The Slatest

With Zika Outbreak, Brazil’s Slump Is Becoming a Nightmare

Brazilian Army soldiers canvass a neighborhood informing the public of preventive methods in an effort to eradicate the mosquitos which transmit the Zika virus on January 27, 2016 in Recife, Pernambuco state, Brazil. 

Photo by Mario Tama/Getty Images

Brazil is justifiably concerned that the ongoing Zika virus outbreak could deter visitors from this summer’s Olympics in Rio de Janeiro, and has announced plans to prevent the spread of the mosquito-borne disease during the games in August, including inspections and daily sweeps for insect breeding grounds.

Zika, which is spreading rapidly throughout Latin America, has been linked to an unusually high number of cases of microcephaly, a birth defect that causes babies to be born with unusually small heads. The U.S. Centers for Disease Control has advised pregnant women to avoid travel to a number of countries, including Brazil, where transmission of the disease is ongoing. Though the fever caused by Zika isn’t that dangerous for people who are not pregnant, it seems likely that the warning will make travelers jittery, casting a pall over the event as well as Brazil’s lucrative tourist industry as a whole.

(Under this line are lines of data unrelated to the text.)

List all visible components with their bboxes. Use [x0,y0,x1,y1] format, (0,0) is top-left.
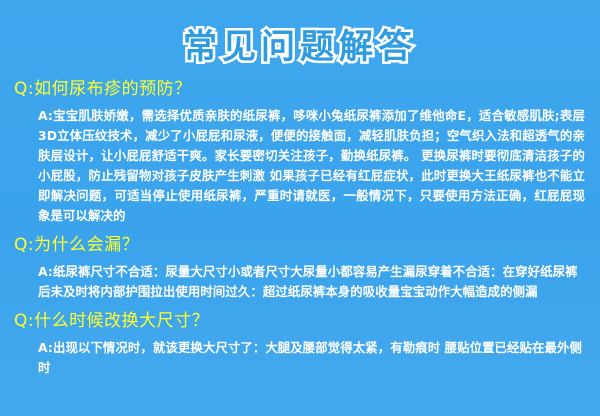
faq-question: Q:如何尿布疹的预防？ [14,76,591,102]
faq-item: Q:如何尿布疹的预防？ A:宝宝肌肤娇嫩，需选择优质亲肤的纸尿裤，哆咪小兔纸尿裤… [14,76,591,226]
faq-list: Q:如何尿布疹的预防？ A:宝宝肌肤娇嫩，需选择优质亲肤的纸尿裤，哆咪小兔纸尿裤… [0,62,600,378]
faq-answer: A:宝宝肌肤娇嫩，需选择优质亲肤的纸尿裤，哆咪小兔纸尿裤添加了维他命E，适合敏感… [14,106,591,226]
faq-question: Q:为什么会漏？ [14,232,591,258]
faq-question: Q:什么时候改换大尺寸？ [14,308,591,334]
page-title: 常见问题解答 [183,30,417,64]
faq-item: Q:什么时候改换大尺寸？ A:出现以下情况时，就该更换大尺寸了：大腿及腰部觉得太… [14,308,591,378]
faq-page: 常见问题解答 Q:如何尿布疹的预防？ A:宝宝肌肤娇嫩，需选择优质亲肤的纸尿裤，… [0,0,600,416]
page-title-container: 常见问题解答 [0,0,600,62]
faq-item: Q:为什么会漏？ A:纸尿裤尺寸不合适：尿量大尺寸小或者尺寸大尿量小都容易产生漏… [14,232,591,302]
faq-answer: A:纸尿裤尺寸不合适：尿量大尺寸小或者尺寸大尿量小都容易产生漏尿穿着不合适：在穿… [14,262,591,302]
faq-answer: A:出现以下情况时，就该更换大尺寸了：大腿及腰部觉得太紧，有勒痕时 腰贴位置已经… [14,338,591,378]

Brazil is fighting to catch up with the disease, and the country’s health ministry recently announced the deployment of 22,000 members of the country’s armed forces in mosquito eradication efforts ahead of next month’s Carnival celebrations and the distribution of mosquito repellent to pregnant women. Officials have also suggested women delay getting pregnant until the crisis has passed. Most forms of contraception, including the birth control pill, are legal in Brazil, though abortion is not in most cases.)

The tragedy of Zika is grim enough, but it also comes at a jittery time for the world’s fifth largest country. Brazil is in the midst of a crippling recession, with the very recently booming economy expected to contract by nearly 3 percent this year. The ongoing slowdown of China’s economy, which is heavily linked with Brazil’s, is making matters worse. Fitch recently cut Brazil’s credit rating to junk status and the unemployment rate is soaring.

That’s not all. Many of country’s top officials,  including President Dilma Rousseff, are enmeshed in a massive and wide-ranging corruption scandal involving bridges for contracts with Petrobras, the country’s main oil company. Massive protests were held last year calling for Rousseff’s impeachment and the country took the biggest tumble in Transparency International’s annual Corruption Perception Index, released this week.

The Olympics, following the 2014 World Cup, were supposed to give Latin America’s rising (relatively) superpower an opportunity to shine in the global spotlight. Instead, the preparation for the games have mostly yielded allegations of human rights abuses and embarrassing stories about Rio de Janeiro’s water quality. And all that was before the emergence of Zika, the most unnerving and heartbreaking crisis of them all.